What to Stream: Catch up on movies you missed

By Katie Walsh, Tribune News Service
Published: August 18, 2023, 6:23am

August is a weird movie month: a lot of folks are on vacation, the big summer blockbusters are petering out and the fall festival and awards season movies are just out of reach. It’s the perfect time to catch up with the best films from the first half of the year, especially those that may have flown under the radar.

Like father like son: Brandon Cronenberg (son of David) unveiled his sophomore feature “Infinity Pool” in January, starring Mia Goth and Alexander Skarsgard, as a pair of vacation friends whose high-end trip goes increasingly off the rails (manslaughter, drug-fueled orgies, the creation of clones to be executed in one’s stead). Stream the delightfully twisted “Infinity Pool” on Hulu or rent it elsewhere.

French actress Laure Calamy stars in the taut domestic drama “Full Time,” as a woman on the run — literally. Writer/director Eric Gravel configures the story of a divorced mother of two striving to pull her family out of poverty as a ticking clock thriller, and Calamy has never been better. Rent it on all platforms.

The French Cambodian co-production “Return to Seoul” is one of the best films of the year, full stop. Davy Chou’s searing investigation of identity is anchored by a bewitching performance by artist Park Ji-min, who stars as a French woman searching for roots, family and herself in her birth country of Korea. Stylish and intoxicating, “Return to Seoul” also boasts one of the best soundtracks of the year. Rent it on all platforms.

Writer/director Jamie Dack tackles a predatory relationship between an adult man and a teenage girl with honesty and clarity in “Palm Trees and Power Lines,” starring Lily McInerny and Jonathan Tucker. A similar relationship is also explored in Laurel Parmet’s debut feature “The Starling Girl,” which premiered at Sundance this year and stars Eliza Scanlen and Lewis Pullman, but is set in the world of a fundamentalist Christian church. Both films handle the challenging topic with care, grace and an unflinching gaze.
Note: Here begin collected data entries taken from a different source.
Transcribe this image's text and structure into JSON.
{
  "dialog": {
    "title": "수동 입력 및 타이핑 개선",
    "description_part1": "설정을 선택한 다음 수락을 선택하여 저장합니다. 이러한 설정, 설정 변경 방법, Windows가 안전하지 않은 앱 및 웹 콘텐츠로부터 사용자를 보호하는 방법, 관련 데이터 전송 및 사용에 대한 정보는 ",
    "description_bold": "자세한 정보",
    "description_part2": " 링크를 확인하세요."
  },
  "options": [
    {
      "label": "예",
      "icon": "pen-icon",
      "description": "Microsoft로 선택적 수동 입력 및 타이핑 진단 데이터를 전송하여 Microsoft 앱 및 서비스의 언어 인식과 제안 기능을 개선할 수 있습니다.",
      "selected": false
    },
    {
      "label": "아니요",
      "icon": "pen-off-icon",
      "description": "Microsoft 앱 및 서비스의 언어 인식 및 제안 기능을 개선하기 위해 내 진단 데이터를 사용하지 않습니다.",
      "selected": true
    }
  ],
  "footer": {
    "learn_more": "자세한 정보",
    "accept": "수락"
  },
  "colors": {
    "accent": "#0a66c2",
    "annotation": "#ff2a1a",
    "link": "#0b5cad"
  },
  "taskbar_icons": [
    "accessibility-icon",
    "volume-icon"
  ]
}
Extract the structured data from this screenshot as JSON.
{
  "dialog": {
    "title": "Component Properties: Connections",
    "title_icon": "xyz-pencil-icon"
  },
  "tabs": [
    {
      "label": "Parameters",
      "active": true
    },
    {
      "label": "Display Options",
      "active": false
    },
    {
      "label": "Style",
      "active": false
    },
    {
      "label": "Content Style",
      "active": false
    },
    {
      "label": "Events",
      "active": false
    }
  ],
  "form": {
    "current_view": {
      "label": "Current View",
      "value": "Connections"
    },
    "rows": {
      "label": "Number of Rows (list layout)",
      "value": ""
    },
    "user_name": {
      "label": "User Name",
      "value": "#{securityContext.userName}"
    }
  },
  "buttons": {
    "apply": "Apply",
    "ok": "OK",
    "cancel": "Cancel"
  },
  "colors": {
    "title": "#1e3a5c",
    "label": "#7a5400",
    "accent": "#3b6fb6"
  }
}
Rent both on all all platforms.

Sally Hawkins stars in a charming true story based on real history, “The Lost King,” directed by Stephen Frears, about the woman who led the charge to unearth King Richard III’s remains in Leicester, England, working off her intuition and a desire to restore the king his rightful story. Stream it on AMC+ or rent it elsewhere.

The searing eco-terrorist thriller “How to Blow Up a Pipeline” couldn’t be more timely, or more relevant, in the light of ongoing climate disaster around the world this summer. For a bit of catharsis, rent it on all streaming platforms.

Teyana Taylor storms the screen in her debut starring role, “A Thousand and One,” directed by A.V. Rockwell, Taylor, a musician and dancer, proves acting is another one of her many talents in her performance as a young mother in ‘90s Harlem struggling to make a comfortable home life for her young son. Stream it on Peacock or rent it on all platforms.

Kelly Reichardt brings her signature pace and tone to the gently amusing tale of Portland art world professional jealousy in “Showing Up.” Michelle Williams stars as a striving ceramics artist in this incisive portrait of attempting to make art against the complexities of everyday life. Rent it on all platforms.

Get a little naughty with Margaret Qualley and Christopher Abbott in the dom-sub rom-com “Sanctuary,” directed by Zachary Wigon, a stylish and seductive chamber piece about power dynamics in the bedroom and the board room. Rent it on all platforms.

Take a trip down memory lane with “BlackBerry,” an audacious business portrait of the failed cellular device that ruled the pre-iPhone world back in the mid-aughts. Jay Baruchel and Glenn Howerton deliver the performances of their careers in this daring docu-style film directed by Matt Johnson (who co-stars). Rent it on all platforms.